Юрик собирался быть инженером – а смерть свою представлял только в бою! Это была единственная желанная и достойная смерть, а не так, как умирают: весь пожелтевши, подмостясь надувными подкладками, в затхлости лекарств и харкая в пузырёк. Юрик совсем не умел писать стихов, а образ этой славной смерти – под верным знаменем, за правое дело, уже проткнутый несколькими копьями, а всё наступая с мечом, – так лучезарно рисовался ему, что в двенадцать лет он описал полустихом на одну ученическую страницу: «Вот как я хотел бы умереть». Тоже – для одного себя.
Это было – ещё до начала войны, никто о ней ещё и не думал. А тут же – и грянула. По тротуарам, по Садовой вниз он бегал рядом с уходящими на вокзал войсками и громко подпевал их оркестрам. Он любил их всех, уходящих на войну, и так бы хотел идти с ними! Но это было никак не возможно: не потому что мама запрещала даже думать – мамы и всегда запрещают и руками держат, а – никто бы его и не взял: с начала войны ему было двенадцать. Царевич Алексей, на два года моложе Юрика, всё время фотографировался в военной форме, но это было нарочно, ведь он не воевал. Иногда в журналах мелькали фамилии или даже фотографии каких-то военных юнцов, но очень редко, неизвестно где они были, и как будто старше Юрика. Наверно, редко кому повезёт, а то вернут.
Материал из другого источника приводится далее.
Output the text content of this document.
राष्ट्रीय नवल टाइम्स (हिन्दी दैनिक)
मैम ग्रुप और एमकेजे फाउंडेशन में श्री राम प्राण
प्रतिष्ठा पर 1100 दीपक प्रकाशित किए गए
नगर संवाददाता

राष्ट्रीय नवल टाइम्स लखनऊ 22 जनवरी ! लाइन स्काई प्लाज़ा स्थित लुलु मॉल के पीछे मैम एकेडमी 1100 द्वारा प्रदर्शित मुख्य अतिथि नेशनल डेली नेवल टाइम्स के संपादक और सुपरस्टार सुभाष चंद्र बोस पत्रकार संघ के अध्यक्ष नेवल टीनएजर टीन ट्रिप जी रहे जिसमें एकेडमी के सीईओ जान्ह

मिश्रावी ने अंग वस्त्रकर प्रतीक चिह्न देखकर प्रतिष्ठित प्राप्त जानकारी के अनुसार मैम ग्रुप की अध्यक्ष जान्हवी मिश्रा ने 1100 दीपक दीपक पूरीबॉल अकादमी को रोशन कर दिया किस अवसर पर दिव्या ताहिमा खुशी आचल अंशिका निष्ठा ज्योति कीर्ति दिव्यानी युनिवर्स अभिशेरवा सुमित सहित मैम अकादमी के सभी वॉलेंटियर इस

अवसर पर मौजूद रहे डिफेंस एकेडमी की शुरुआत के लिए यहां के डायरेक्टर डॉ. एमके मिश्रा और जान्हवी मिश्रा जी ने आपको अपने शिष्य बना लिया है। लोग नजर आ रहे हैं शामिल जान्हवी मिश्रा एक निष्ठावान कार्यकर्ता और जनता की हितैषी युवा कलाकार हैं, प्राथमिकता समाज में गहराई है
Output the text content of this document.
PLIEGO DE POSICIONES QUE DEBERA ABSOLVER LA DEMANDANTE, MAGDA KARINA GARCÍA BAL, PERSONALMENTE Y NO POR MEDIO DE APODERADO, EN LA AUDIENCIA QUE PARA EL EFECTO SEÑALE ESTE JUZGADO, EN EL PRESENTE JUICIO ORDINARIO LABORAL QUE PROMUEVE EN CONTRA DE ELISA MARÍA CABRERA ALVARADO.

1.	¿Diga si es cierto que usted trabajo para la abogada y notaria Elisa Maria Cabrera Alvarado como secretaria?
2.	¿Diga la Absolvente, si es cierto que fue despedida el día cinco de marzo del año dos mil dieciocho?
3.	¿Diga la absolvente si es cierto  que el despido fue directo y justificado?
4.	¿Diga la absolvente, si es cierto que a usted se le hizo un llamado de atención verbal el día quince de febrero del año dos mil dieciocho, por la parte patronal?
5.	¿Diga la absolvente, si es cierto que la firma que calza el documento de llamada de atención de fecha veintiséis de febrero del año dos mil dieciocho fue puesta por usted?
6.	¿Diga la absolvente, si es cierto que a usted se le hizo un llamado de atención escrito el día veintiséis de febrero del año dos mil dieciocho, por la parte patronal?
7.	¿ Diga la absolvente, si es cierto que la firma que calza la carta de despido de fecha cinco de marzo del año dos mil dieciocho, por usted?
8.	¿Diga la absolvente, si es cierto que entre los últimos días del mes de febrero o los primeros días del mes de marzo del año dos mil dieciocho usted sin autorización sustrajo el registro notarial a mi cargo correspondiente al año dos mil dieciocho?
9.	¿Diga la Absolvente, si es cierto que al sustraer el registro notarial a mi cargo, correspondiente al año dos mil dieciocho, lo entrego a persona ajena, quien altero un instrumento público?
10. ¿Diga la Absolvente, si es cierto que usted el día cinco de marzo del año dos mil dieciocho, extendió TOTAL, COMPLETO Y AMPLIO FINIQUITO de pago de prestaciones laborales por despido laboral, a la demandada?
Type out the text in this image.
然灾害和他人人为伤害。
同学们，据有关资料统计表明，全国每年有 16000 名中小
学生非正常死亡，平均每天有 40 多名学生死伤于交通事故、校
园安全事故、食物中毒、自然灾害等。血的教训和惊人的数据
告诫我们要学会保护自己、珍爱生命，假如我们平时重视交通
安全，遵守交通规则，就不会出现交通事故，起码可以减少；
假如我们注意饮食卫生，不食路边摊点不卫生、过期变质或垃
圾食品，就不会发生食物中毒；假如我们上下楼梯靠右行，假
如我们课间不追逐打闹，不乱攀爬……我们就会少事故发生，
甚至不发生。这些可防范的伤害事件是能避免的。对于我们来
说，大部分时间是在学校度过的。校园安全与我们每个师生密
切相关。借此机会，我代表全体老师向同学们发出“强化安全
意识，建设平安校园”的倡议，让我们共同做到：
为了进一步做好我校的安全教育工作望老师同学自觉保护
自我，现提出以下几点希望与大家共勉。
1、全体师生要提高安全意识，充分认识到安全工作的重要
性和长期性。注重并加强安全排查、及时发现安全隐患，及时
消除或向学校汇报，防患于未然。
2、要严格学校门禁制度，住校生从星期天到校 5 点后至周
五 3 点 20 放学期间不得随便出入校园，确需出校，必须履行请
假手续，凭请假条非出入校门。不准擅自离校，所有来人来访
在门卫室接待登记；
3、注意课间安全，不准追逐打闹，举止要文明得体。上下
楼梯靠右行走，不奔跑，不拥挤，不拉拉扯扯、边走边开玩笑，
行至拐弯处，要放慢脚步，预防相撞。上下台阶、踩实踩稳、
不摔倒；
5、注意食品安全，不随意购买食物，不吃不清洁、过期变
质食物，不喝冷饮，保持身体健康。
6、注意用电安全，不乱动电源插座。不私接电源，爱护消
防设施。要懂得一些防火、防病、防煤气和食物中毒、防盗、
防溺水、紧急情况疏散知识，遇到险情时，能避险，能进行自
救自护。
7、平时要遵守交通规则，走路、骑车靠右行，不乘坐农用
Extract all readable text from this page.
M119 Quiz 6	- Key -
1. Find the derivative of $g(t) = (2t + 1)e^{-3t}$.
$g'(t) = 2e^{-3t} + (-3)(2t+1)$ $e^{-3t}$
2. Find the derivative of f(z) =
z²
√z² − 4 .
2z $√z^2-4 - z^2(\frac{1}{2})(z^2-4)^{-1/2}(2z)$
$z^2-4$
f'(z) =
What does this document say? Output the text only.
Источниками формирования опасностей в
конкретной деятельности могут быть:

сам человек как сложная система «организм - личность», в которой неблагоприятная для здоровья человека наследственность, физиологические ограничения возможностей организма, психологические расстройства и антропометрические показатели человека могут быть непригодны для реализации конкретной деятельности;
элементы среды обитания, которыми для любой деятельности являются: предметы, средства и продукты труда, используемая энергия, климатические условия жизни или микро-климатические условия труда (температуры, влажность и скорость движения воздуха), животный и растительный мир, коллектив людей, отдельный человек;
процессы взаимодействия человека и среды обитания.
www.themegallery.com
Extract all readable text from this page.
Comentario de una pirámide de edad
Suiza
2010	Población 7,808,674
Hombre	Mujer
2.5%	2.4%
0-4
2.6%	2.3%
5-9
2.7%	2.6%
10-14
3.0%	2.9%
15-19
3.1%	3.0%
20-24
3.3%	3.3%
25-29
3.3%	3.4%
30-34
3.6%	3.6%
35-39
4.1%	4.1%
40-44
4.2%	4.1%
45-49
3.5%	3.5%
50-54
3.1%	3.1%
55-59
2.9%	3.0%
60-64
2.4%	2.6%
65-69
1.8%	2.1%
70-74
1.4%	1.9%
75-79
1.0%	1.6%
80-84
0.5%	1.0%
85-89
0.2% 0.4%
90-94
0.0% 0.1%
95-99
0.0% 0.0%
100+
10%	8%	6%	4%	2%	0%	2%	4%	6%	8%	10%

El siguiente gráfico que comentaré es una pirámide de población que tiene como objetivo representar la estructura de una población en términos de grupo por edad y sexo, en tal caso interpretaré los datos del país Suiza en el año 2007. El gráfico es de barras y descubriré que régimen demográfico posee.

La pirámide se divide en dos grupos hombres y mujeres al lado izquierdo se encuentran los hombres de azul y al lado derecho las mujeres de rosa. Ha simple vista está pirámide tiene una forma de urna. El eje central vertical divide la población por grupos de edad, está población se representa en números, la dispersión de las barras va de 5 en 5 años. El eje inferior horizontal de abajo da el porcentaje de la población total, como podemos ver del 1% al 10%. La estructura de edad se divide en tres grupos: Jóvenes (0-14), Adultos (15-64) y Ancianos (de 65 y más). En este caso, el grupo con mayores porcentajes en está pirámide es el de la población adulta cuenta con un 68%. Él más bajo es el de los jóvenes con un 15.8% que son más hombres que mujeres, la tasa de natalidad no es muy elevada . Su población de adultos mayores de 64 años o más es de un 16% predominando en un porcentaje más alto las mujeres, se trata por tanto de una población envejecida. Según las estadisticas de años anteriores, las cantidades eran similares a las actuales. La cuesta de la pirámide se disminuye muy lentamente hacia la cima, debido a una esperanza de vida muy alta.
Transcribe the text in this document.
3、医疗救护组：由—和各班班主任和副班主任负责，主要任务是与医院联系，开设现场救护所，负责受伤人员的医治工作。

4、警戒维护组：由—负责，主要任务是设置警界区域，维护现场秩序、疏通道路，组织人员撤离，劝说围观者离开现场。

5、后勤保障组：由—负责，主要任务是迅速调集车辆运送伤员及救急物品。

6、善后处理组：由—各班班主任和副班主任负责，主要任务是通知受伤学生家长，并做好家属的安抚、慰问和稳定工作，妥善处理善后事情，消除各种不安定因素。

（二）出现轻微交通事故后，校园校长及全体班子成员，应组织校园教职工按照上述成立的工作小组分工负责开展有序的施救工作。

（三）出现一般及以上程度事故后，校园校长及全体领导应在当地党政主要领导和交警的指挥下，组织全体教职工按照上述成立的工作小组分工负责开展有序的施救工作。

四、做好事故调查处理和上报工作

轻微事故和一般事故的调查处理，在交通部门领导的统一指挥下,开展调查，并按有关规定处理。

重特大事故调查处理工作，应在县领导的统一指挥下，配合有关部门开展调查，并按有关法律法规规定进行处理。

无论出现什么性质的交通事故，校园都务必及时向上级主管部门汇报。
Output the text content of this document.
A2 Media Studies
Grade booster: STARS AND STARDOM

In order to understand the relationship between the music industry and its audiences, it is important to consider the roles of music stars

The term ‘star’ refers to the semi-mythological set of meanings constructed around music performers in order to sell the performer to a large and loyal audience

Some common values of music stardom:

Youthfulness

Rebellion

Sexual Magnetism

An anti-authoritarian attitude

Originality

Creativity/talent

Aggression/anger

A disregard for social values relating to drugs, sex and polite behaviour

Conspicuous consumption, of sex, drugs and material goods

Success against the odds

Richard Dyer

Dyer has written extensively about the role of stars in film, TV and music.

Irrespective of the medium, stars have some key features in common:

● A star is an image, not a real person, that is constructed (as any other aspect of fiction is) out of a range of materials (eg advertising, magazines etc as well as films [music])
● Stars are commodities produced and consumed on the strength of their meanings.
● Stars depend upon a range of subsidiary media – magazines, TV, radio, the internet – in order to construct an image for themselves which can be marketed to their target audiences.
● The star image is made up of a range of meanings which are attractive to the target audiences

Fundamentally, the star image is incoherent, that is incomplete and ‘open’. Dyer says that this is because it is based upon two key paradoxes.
И так два года шла война, два года колыхалась реальная линия фронта, а Юрику исполнилось всего только четырнадцать, и он каждый день накидывал ранец за плечи (впрочем, и в этом было солдатское) и шёл на Соборный переулок в свою маленькую школу, реальное училище Попкова, рядом с почтамтом. Здесь он любил каждую классную комнату, каждую по-своему, и маленький зал, где по переменам бегали в пятнашки, и особенную у них почему-то чугунную лестницу, всякую перемену грохочущую под каблуками реалистов (а на перилах набиты чурки, чтоб не съезжали ерзком). Он соединял батарейки в физическом кабинете, переливал пробирки в химическом, скользил указкой по большим школьным картам (всю географию он знал с закрытыми глазами, всю Землю ощущал как излазанный пол под роялем), а то рассеянно косился в окно на узкий многолюдный Соборный внизу, особенно замечал бинты раненых, если проходили, и часто думал про войну: странно, застала его настоящая большая война, а никак ему на неё не попасть, сколько б она ни тянулась.
И какое-то закрадывалось ощущение внутреннее, что так и должно быть. Что какая она ни Вторая Отечественная, огромная и необходимая, и старший брат на ней, – а к Юрику Харитонову она почему-то не должна отнестись, обманула. Не потому, что неудачная – он даже особенно любил неудачные войны, на них изрядно нужны герои, а по чему-то другому – она
А тут приехал в отпуск брат! – и Юрик пристал к нему быть сколько можно вместе, и слушать-слушать его рассказы про войну! Но война, может быть и сохраняя свой главный высший доблестный смысл, раскрылась в рассказах Ярика такой тяжёлой, неуклонной, громоздкой, за тысячу вёрст от лёгкой стройности, как Юрик рисовал. Он и ещё поостыл.
А тут разразилась и революция! Две недели плескало по Ростову и у них в семье, слёзы радости на глазах мамы и Жени, ликование всех знакомых – Юрик было отдался ему, забыв и про войну всякую. Но Ярослав успел и тут поохладить младшего брата: что революция может привести к развалу армии. А потом, уехав, писал (не говори маме), как и его самого солдаты оскорбляли в поезде, чуть не сорвали погоны! Юрий перенёс это унижение вместе с братом, дрожал от гнева. И какая тогда, действительно, осталась война??